Is there a way to make `enum` type to be unsigned?

Question

Is there a way to make enum type to be unsigned? The following code gives me a warning about signed/unsigned comparison.

enum EEE {
    X1 = 1
};

int main()
{
    size_t x = 2;
    EEE t = X1;
    if ( t < x ) std::cout << "ok" << std::endl;

    return 0;
}

I've tried to force compiler to use unsigned underlying type for enum with the following:

enum EEE {
    X1 = 1,
    XN = 18446744073709551615LL
    // I've tried XN = UINT_MAX (in Visual Studio). Same warning.
};

But that still gives the warning.

---

Changing constant to UINT_MAX makes it working in GNU C++ as should be according to the standard. Seems to be a bug in VS. Thanks to James for hint.

Answer 1

Per C++ Enumeration Declarations on MSDN:

enum EEE : unsigned {
    X1 = 1 
}; 

Answer 2

You might try:

enum EEE {
    X1 = 1,
    XN = -1ULL
};

Without the U, the integer literal is signed.

(This of course assumes your implementation supports long long; I assume it does since the original question uses LL; otherwise, you can use UL for a long).

Answer 3

You could also overload the operators if you want to compare it

enum EEE {
    X1 = 1
};

bool operator<(EEE e, std::size_t u) {
  return (int)e < (int)u;
}

However you have to do that dance for any integer type on the right side.

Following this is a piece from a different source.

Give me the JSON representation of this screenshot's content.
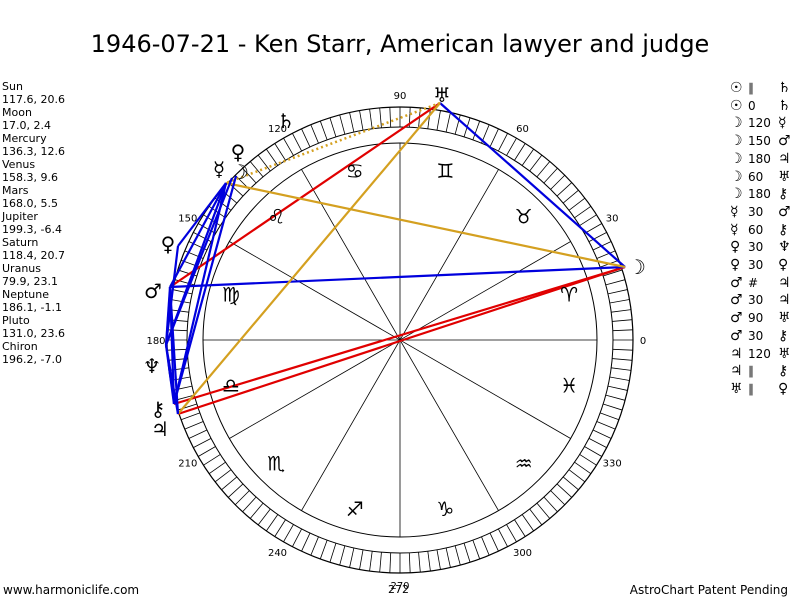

Otherwise if you do e < 2 it would be ambiguous: The compiler could use your operator< matching the left side exactly but needing a conversion on the right side, or its built-in operator, needing a promotion for the left side and matching the rigth side exactly.

So ultimately, i would put the following versions:

/* everything "shorter" than "int" uses either int or unsigned */
bool operator<(EEE e, int u) {
  return (int)e < (int)u;
}

bool operator<(EEE e, unsigned u) {
  return (unsigned int)e < (unsigned int)u;
}


bool operator<(EEE e, long u) {
  return (long)e < (long)u;
}

bool operator<(EEE e, unsigned long u) {
  return (unsigned long)e < (unsigned long)u;
}

/* long long if your compiler has it, too */

Not very nice :) But at least the user of your enumeration has easy going. However if you ultimately don't want to compare against ordinary int but against some meaningful value, i would do what some other guy proposed, and add another enumerator that has as value 2, and name it. That way, warnings will go away too.

Answer 4

Not in the current version of C++. C++0x will provide strongly typed enums.

For the time being, you can use if ( static_cast<size_t>(t) < x ) to remove the warning.

Answer 5

Why not

enum EEE {
    X1 = 1,
    x = 2 // pick more descriptive name, a'course
};

or

if ( size_t( t ) < x )

Answer 6

According to Are C++ enums signed or unsigned? your compiler gets to choose whether enum is signed or not, though there are some comments saying that in C++0x you will be able to specify that it is unsigned.